If the status of the Antrea container cluster is down, follow the steps in this documentation either to determine the cause of this issue and recover from it, or collect the support bundle.

Problem

The cluster control plane node is down. The Antrea container cluster is disconnected from the Central Control Plane (CCP).

Cause

In the NSX Manager UI, navigate to System > Fabric > Nodes > Container Clusters > Antrea. If required, filter the list of clusters on the Antrea page with the External ID field.

Click the Status column of the problematic cluster.
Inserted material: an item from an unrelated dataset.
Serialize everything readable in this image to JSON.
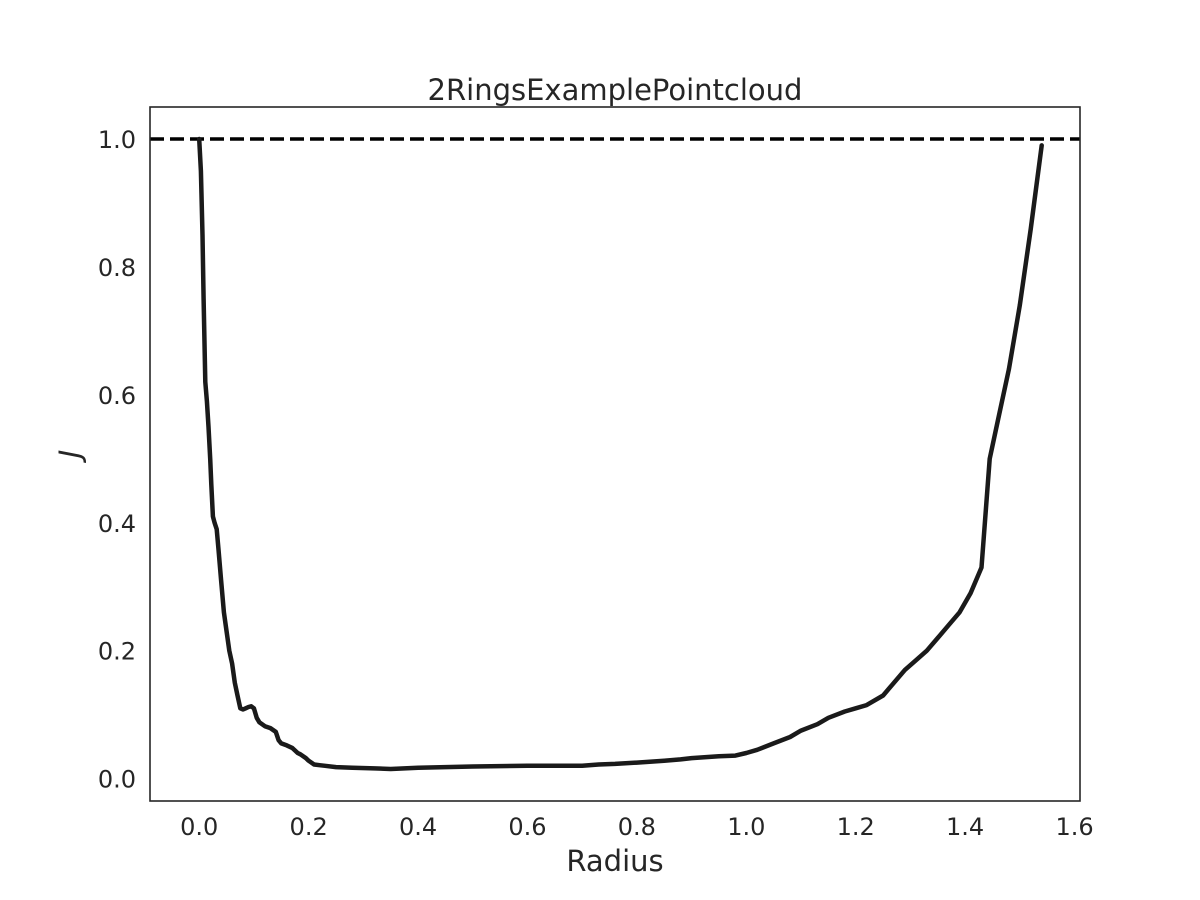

If all the components are down, the possible causes are:
  • The Kubernetes cluster is deleted.
  • Network connectivity issue with the CCP.
  • The adapters are crashed or deleted for some reason.
  • The client certificate of the adapters is incorrect.
  • The version of the adapters is incompatible with the CCP.

If only the Central Control Plane Adapter is down, the CCP Adapter might have crashed.

Solution

  1. If the Kubernetes cluster is deleted, clean up the leftover registration and inventory data in NSX. See Clean up Antrea Data from NSX.
  2. Get the kubectl and kubeconfig access for the container cluster. Use kubectl to retrieve the node name on which the interworking pod is running. Start an SSH session to the node and use the curl or nc command to connect to every NSX Manager IP on ports 1234 and 1235. If the connection cannot be established, the cause is network connectivity issue with the CCP.
    Example of the curl command:

    Ensure that you replace NSX-Manager-IP with the IP address of NSX Manager in your environment.

    curl -v NSX-Manager-IP:1235
    
    Trying NSX-Manager-IP... 
    Connected to NSX-Manager-IP (NSX-Manager-IP) port 1235 (#0) 
    ... 
    Empty reply from server 
    Connection #0 to host NSX-Manager-IP left intact 
    curl: (52) Empty reply from server

    Example of the nc command:

    nc -v NSX-Manager-IP 1235 < /dev/null
    
    Ncat: Version 7.50 (https://nmap.org/ncat)
    Ncat: Connected to NSX-Manager-IP:1235.
    Ncat: 0 bytes sent, 0 bytes received in 0.37 seconds.
  3. Use kubectl to check whether all containers of the interworking pod in the vmware-system-antrea namespace are up.
    If any container is down, use kubectl to get logs of the crashed containers and check the error message. This step can help you identify failure due to any of these reasons:
    • The adapters are crashed or deleted for some reason.
    • CCP Adapter is crashed.
    Example of the kubectl command for getting the interworking pod:
    kubectl get pod -o wide -l app=antrea-interworking -n vmware-system-antrea

    Note down the interworking pod name.

    Example of the kubectl command for getting the detailed state of the interworking pod:

    Ensure that you replace pod-name with the actual pod name.

    kubectl get pod -o yaml pod-name -n vmware-system-antrea

    Example of the kubectl command for getting container logs:

    Ensure that you replace pod-name with the actual pod name.

    kubectl logs pod-name -c mp-adapter -n vmware-system-antrea > mp-adapter.log
    kubectl logs pod-name -c ccp-adapter -n vmware-system-antrea > ccp-adapter.log
    kubectl logs pod-name -c tn-proxy -n vmware-system-antrea > tn-proxy.log
    kubectl logs pod-name -c election-runner -n vmware-system-antrea > election-runner.log

    If the vmware-system-antrea namespace is missing or the interworking pod is missing, the adapters might have been deleted from the Kubernetes cluster without running the deregistration steps. You can clean up the leftover registration data and inventory from the system, and then register the Kubernetes cluster again. The cluster ID will be different after reregistering the cluster. If there is any Antrea policy applied to the cluster, you must apply the policy again after reregistering the cluster.

    For instructions about cleaning up the leftover registration data, see Clean up Antrea Data from NSX.

    For instructions about registering an Antrea container cluster to NSX, see Registering an Antrea Container Cluster to NSX.

  4. Use kubectl to get nsx-proxy container logs from the interworking pod, and check the error messages.
    This step can help you identify failure due to any of these reasons:
    • The client certificate of the adapters is incorrect.
    • The version of the adapters is incompatible with the CCP.

    For example commands, see step 3.

  5. If the Management Plane Adapter is up, use the support bundle feature in NSX to collect log files for the container cluster.